Basée en Frise orientale, Spedition van Mark exploite sept Iveco S-Way 500 LNG alimentés au Bio-GNL, selon Eurotransport TV. Les camions tournent en deux équipes et peuvent parcourir jusqu’à 300 000 kilomètres par an.
Reiner van Mark, dirigeant de l’entreprise, explique à Eurotransport TV avoir verrouillé des contrats Bio-GNL sur le long terme plusieurs mois à l’avance. Aujourd’hui, il indique payer nettement moins d’un euro par kilogramme de Bio-GNL.
Dans ce contexte, il estime les gains actuels à environ 3 500 euros par camion et par mois. Rapporté à sept véhicules, cela représente un potentiel d’environ 24 500 euros d’économies mensuelles, sur la base du montant avancé.
Carburant, péages et kilométrage : les ressorts de l’économie
Toujours d’après Eurotransport TV, van Mark compare une consommation d’environ 25 kilogrammes de Bio-GNL aux 100 kilomètres à 28 litres de gazole sur un trajet équivalent. Il mentionne aussi un avantage côté péage de 1,8 centime par kilomètre, à condition de choisir la bonne configuration du véhicule pour sa classification.
Autre point mis en avant : les contrats d’entretien Iveco pouvant aller jusqu’à un million de kilomètres.
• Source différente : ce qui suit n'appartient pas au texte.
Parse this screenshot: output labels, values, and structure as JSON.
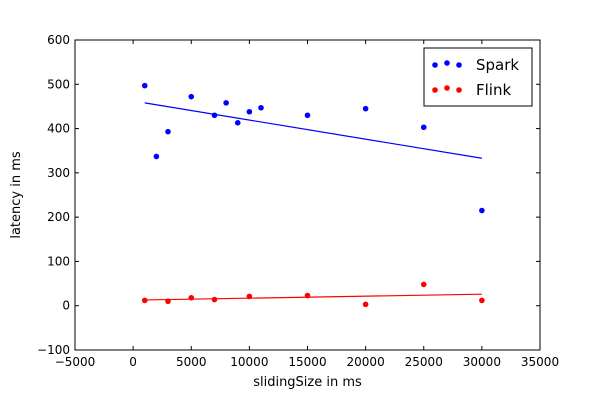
{
  "chart_data": {
    "type": "scatter",
    "xlabel": "slidingSize in ms",
    "ylabel": "latency in ms",
    "xlim": [
      -5000,
      35000
    ],
    "ylim": [
      -100,
      600
    ],
    "xticks": [
      -5000,
      0,
      5000,
      10000,
      15000,
      20000,
      25000,
      30000,
      35000
    ],
    "yticks": [
      -100,
      0,
      100,
      200,
      300,
      400,
      500,
      600
    ],
    "grid": false,
    "legend_position": "top-right",
    "series": [
      {
        "name": "Spark",
        "color": "#0000ff",
        "x": [
          1000,
          2000,
          3000,
          5000,
          7000,
          8000,
          9000,
          10000,
          11000,
          15000,
          20000,
          25000,
          30000
        ],
        "y": [
          497,
          337,
          393,
          472,
          430,
          458,
          413,
          438,
          447,
          430,
          445,
          403,
          215
        ],
        "fit_line": {
          "x": [
            1000,
            30000
          ],
          "y": [
            458,
            333
          ]
        }
      },
      {
        "name": "Flink",
        "color": "#ff0000",
        "x": [
          1000,
          3000,
          5000,
          7000,
          10000,
          15000,
          20000,
          25000,
          30000
        ],
        "y": [
          12,
          10,
          18,
          14,
          21,
          23,
          3,
          48,
          12
        ],
        "fit_line": {
          "x": [
            1000,
            30000
          ],
          "y": [
            13,
            26
          ]
        }
      }
    ]
  }
}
Selon lui, ils permettent de lisser les dépenses et de conserver des coûts mensuels prévisibles. Avec l’utilisation actuelle, les camions atteignent environ le million de kilomètres au bout d’une période d’environ quatre ans.
Le reportage rappelle par ailleurs que le ravitaillement en GNL impose des équipements de protection, le carburant étant stocké à très basse température (environ moins 150 degrés Celsius). Reiner van Mark indique aussi que l’adhésion des conducteurs s’est améliorée lorsque l’entreprise a doté les camions GNL d’un niveau d’équipement plus haut de gamme que ses diesels.
Un chauffeur interrogé dans le cadre du reportage dit avoir d’abord été réticent, notamment sur le principe des camions au gaz et la procédure de ravitaillement, avant d’être finalement convaincu à l’usage.
Meyer Logistik aurait commandé 100 tracteurs GNL
Ce retour d’expérience intervient alors qu’un autre acteur allemand, spécialisé dans la logistique alimentaire, s’orienterait vers une démarche de bien plus grande ampleur. Meyer Logistik aurait passé commande de 100 tracteurs routiers GNL pour ses activités de distribution de produits frais. L’entreprise, centrée sur le transport sous température dirigée pour la grande distribution, indique sur son site exploiter environ 1 300 véhicules au quotidien.
Cette commande présumée ne serait pas un premier pas vers des motorisations alternatives. Meyer Logistik affirme avoir déjà utilisé des poids lourds électriques. De son côté, la publication professionnelle Frische Logistik rapporte que l’entreprise aurait introduit des véhicules au GNC en 2009, des camions hybrides en 2010, et acquis 20 camions GNL en 2017.
Autrement dit, une flotte de 100 unités s’inscrirait moins dans une logique d’essai ponctuel que dans la continuité d’une stratégie déjà engagée autour des carburants alternatifs pour la distribution sous température contrôlée.
Ces choix techniques s’inscrivent aussi dans un contexte où les contrôles et exigences de conformité peuvent peser sur l’exploitation quotidienne des flottes.